Humanitarian Intervention is Back

With the international community authorized to use force to protect civilians in Yemen, the West is once again trying out humanitarian intervention. Andrew Sullivan is critical of this latest venture, and has criticized Barack Obama for not fully enunciating a rationale for using force in Libya. He asks pointedly, why are we getting involved in Libya and not in Yemen, Bahrain, or elsewhere? My first reaction to this was to imagine that a different sort of “mission creep” might occur when and if military action is used against Libya. Might the moral rationale used by Obama draw us deeper into the unrest occurring elsewhere in the Middle East? Could this be the beginning of a more forceful U.S. foreign policy in that area?

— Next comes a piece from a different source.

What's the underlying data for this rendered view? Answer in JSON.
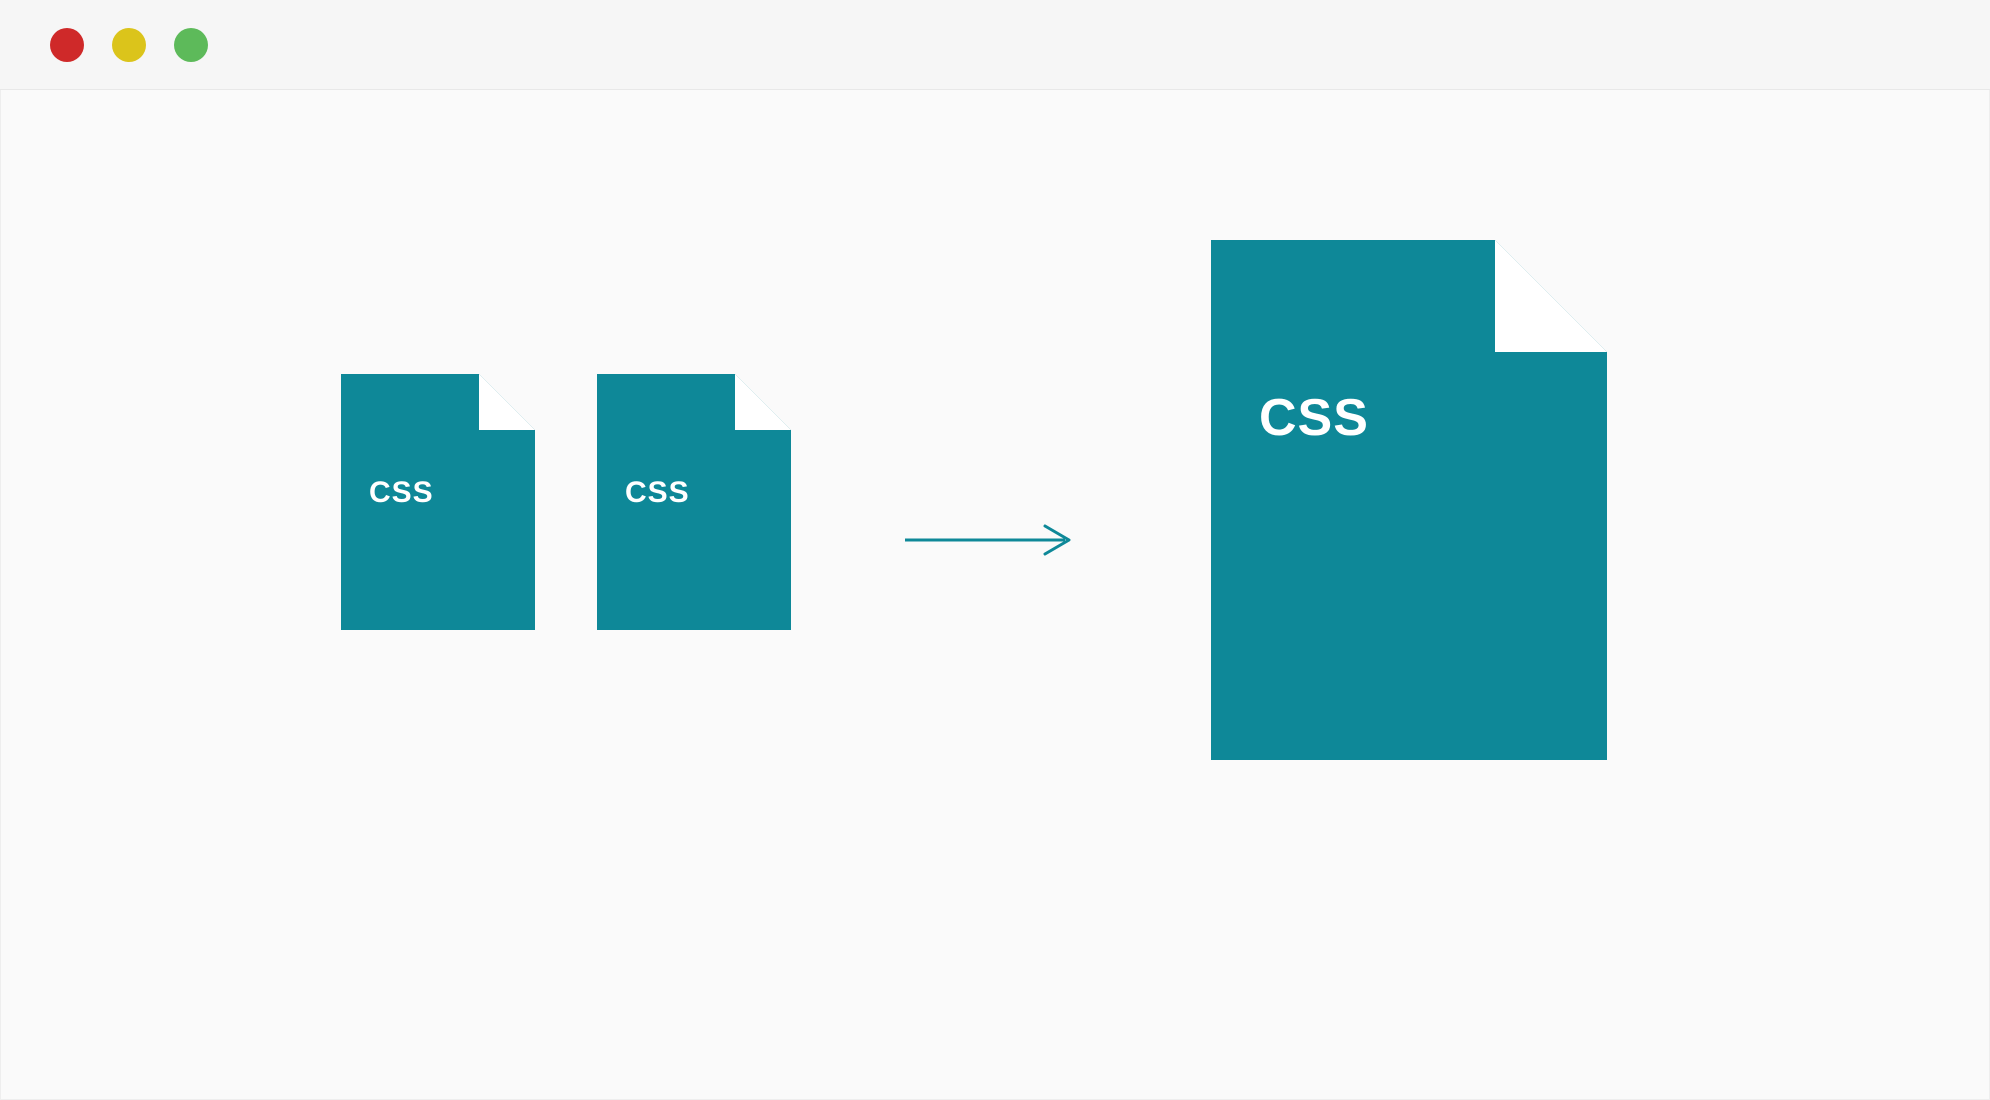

Generally speaking, though, Sullivan’s critique echoes critiques of Bill Clinton’s foreign policy that I have heard in school and in the media. Basically, Clinton was said to have a patchwork foreign policy that involved intervening in some states, but not others. The obvious example is Rwanda, the memory of which many suspect might be driving the Obama administrations decision today. But it seems to me that U.S. policy has long been that we will intervene when our moral and strategic interests coincide with one another. Moreover, most presidents’ foreign policies have notable exceptions. George W. Bush, for example, pushed for democracy in the Middle East, but gave legitimacy to Muammar Quaddafi when he gave up his nuclear ambitions. Still, Obama has not stated what our national interest is in Libya?